20º Festival Noia: a simplicidade e a prepotência

Eric Magda compôs o Júri da Crítica do 20º Noia - Festival do Audiovisual Universitário com Beatriz Saldanha e Thiago Henrique Sena. Confira os filmes premiados aqui.

Lidando com uma realidade pandêmica e pós pandêmica, os filmes selecionados pela curadoria do ano de 2021 do Festival NOIA podem parecer um tanto repetitivos. Muito foi feito sobre ensaio, sobre estar em casa e em contato consigo e é totalmente compreensível como o fazer artístico foi severamente afetado pela quarentena. Afinal, é complicado viver olhando para as mesmas paredes durante muito tempo e a vontade de fazer cinema grita para o realizar como se pode.


Visando não apenas a valorização das produções locais, de diretores estreantes e universitários com muito pela frente. O produto final de Carta para Inês se concretiza como uma vídeo-carta sobre um romance, um romance interrompido em meio ao afastamento entre estas duas amantes - Ana e Inês. Uma certa subjetividade do olhar pela cidade de Cascavel e a presença da solitude consequente do afastamento entre o relacionamento das duas dá um toque importante à obra. Tal como uma relação onde você não vê saída, enquanto não se avança e não se termina, a obra possui planos onde o público é capaz de sentir a claustrofobia de andar, andar e não chegar a qualquer lugar.


Não de uma forma monótona, pelo contrário, em seus três minutos e pouco o curta experimental consegue mergulhar a audiência numa carta de despedida. Com uma imagem granulada sendo forte adição ao conceito estético de se mandar cartas, combinado ao áudio da voz de Ana, interpretada por Débora Sayane, se juntam para forma uma video-carta de teor emocional simbolizando um término. A obra é simples, acho que é uma das coisas que mais a faz se destacar, não se trata de uma obra pretensiosa fazendo muito caso de uma situação banal.


O roteiro é assinado por Ana Kirley Matias e Eduardo Magalhães, com consultoria de Dominik Batista. Com uma proposta bem comum e ingênua, o filme se torna agradável de se ver em meio a outras obras cheias de pretensão e conceito sem verdade de deslumbrar. Cinema pode ser feito de muitas formas, mas em meio a mais de um ano em lockdown, devemos incentivar propostas cada vez menos feitas para carregar um peso pretensioso e apostar em outras agradáveis de forma acessível. Cada vez mais é preciso desmistificar que obras pretensiosas e complicadas são deslumbrantes e boas, pois podem terminar parecendo vazias e sem sentido.
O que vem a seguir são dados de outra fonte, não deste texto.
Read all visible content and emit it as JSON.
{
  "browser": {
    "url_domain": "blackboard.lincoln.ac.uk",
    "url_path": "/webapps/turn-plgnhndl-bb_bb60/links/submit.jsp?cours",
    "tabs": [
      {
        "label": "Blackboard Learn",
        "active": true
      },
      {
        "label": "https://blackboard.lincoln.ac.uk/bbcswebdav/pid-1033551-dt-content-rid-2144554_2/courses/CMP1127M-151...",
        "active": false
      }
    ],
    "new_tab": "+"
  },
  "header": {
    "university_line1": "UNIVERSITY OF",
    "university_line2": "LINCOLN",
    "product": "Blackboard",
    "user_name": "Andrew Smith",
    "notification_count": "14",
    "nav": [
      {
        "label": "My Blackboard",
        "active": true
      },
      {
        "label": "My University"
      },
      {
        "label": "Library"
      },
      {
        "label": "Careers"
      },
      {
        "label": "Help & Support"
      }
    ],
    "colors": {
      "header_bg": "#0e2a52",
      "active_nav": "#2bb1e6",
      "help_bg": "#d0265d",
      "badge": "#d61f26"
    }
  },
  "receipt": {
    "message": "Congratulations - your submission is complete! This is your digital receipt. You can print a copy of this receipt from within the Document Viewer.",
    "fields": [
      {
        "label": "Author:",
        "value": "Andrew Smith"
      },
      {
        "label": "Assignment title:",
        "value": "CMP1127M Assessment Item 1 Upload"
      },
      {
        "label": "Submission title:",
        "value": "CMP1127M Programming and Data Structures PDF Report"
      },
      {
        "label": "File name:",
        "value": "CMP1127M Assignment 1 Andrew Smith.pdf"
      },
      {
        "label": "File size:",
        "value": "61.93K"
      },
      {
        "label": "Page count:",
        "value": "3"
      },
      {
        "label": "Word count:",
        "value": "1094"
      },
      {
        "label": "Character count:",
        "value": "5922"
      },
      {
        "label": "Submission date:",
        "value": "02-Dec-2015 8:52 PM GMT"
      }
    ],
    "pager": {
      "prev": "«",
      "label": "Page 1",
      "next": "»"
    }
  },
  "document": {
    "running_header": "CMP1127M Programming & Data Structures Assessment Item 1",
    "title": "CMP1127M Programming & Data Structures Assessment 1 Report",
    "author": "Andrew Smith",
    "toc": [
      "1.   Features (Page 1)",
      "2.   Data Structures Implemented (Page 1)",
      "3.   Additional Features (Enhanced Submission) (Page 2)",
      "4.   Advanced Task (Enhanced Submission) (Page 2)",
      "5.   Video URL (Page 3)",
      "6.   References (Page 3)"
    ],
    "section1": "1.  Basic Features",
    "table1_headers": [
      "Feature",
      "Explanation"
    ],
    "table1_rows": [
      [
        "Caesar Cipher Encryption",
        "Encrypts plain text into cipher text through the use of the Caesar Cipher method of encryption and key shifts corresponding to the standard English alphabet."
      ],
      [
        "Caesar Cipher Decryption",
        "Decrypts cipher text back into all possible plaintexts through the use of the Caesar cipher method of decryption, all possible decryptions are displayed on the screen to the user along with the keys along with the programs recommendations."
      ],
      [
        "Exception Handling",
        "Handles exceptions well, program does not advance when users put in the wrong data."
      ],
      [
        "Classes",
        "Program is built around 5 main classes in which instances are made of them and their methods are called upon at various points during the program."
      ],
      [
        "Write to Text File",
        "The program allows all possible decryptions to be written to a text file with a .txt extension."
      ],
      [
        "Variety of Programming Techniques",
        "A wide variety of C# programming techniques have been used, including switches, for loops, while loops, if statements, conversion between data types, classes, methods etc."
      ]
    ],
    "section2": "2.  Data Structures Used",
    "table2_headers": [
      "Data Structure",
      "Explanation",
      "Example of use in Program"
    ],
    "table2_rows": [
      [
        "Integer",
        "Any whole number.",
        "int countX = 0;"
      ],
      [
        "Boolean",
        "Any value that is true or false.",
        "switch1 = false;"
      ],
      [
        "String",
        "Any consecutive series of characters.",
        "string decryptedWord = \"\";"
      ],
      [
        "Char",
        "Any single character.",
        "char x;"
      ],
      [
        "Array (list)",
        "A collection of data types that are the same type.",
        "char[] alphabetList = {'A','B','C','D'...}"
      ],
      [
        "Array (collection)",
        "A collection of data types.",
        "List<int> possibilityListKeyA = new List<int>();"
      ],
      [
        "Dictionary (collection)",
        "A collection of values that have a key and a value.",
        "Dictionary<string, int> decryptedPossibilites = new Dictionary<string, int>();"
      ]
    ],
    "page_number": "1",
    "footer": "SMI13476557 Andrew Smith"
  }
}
Em 2021 gostaria de não estar criticando a falta de vontade dos profissionais cis escrevendo e realizando trans protagonizadas por pessoas trans mas cá vamos nós. Na mostra Nacional do Festival Noia tivemos a presença de Não Me Chame Assim, filme sobre uma travesti prestes a fazer a cirurgia de redesignação de sexo e cujo namorado não aceita que isso aconteça. Primeiramente é sobre uma pessoa trans e a cirurgia de redesignação de sexo, algo extremamente longe de original pois a trama é uma das mais antigas quando se trata de personagens trans.


Então temos a ideia de como pessoas trans são fadadas a sofrer, seja pela família, seja por relacionamentos amorosos, algo apresentado em um dos diálogos do filme. Bem, outra trama extremamente usada - especialmente por pessoas cis em locais de poder para realizar produções - é essa de pessoas trans cujas famílias não as aceitam e marcadas por sofrimento em relações amorosas. É como se o imaginário cisgênero não fosse capaz de imaginar qualquer outra possibilidade para os corpos trans, ou talvez não seja interesse de narrativas cisgêneras mostrar pessoas trans não marcadas por dor ou sofrimento.
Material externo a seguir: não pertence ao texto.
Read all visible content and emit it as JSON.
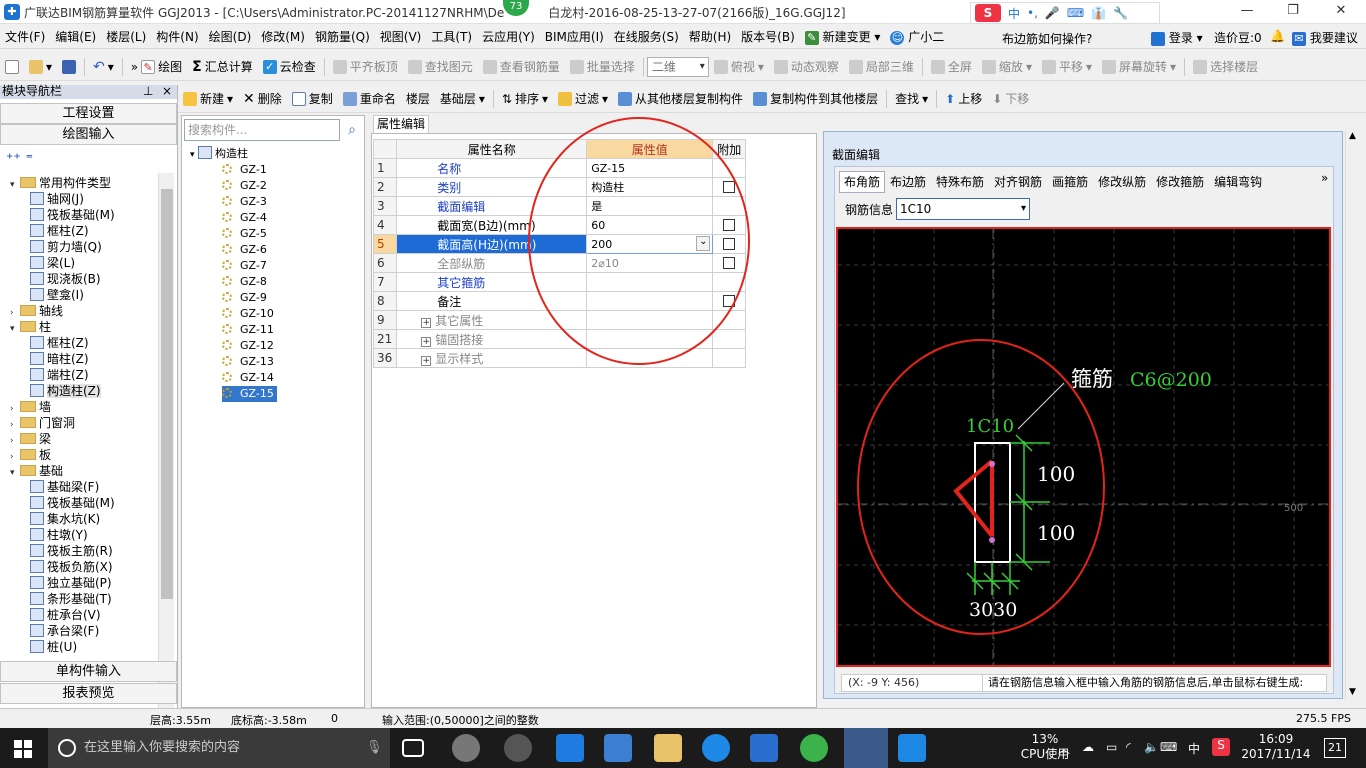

Deixando de lado quesitos estéticos, peço para que pessoas cis não sejam salvadoras, cada vez mais pessoas trans podem ser contratadas para roteiro. Não apenas roteiro, mas também direção, fotografia, som, direção de arte, edição, preparação de elenco, e essa é a melhor forma de usar o audiovisual como uma forma de transformação da sociedade. Estamos em 2021 e ainda há muito pouco de obras feitas de fato por pessoas trans sobre sua narrativas, assim como há pouco sendo feito sobre aceitação, sobre felicidade, sobre rumos não pautados e dor e sofrimento. Há muito de pretencioso dentro da cisgeneridade em acreditar estar fazendo muito pelas pessoas trans quando permanecem nos ofertando uma única narrativa.

 

Eric Magda é graduade em Cinema e Audiovisual, produtore do coletivo artístico independente Vesic Pis. Tem trabalho em produção e roteiro, focando em protagonismo feminino, negre, trans e não binário na frente e por trás das câmeras.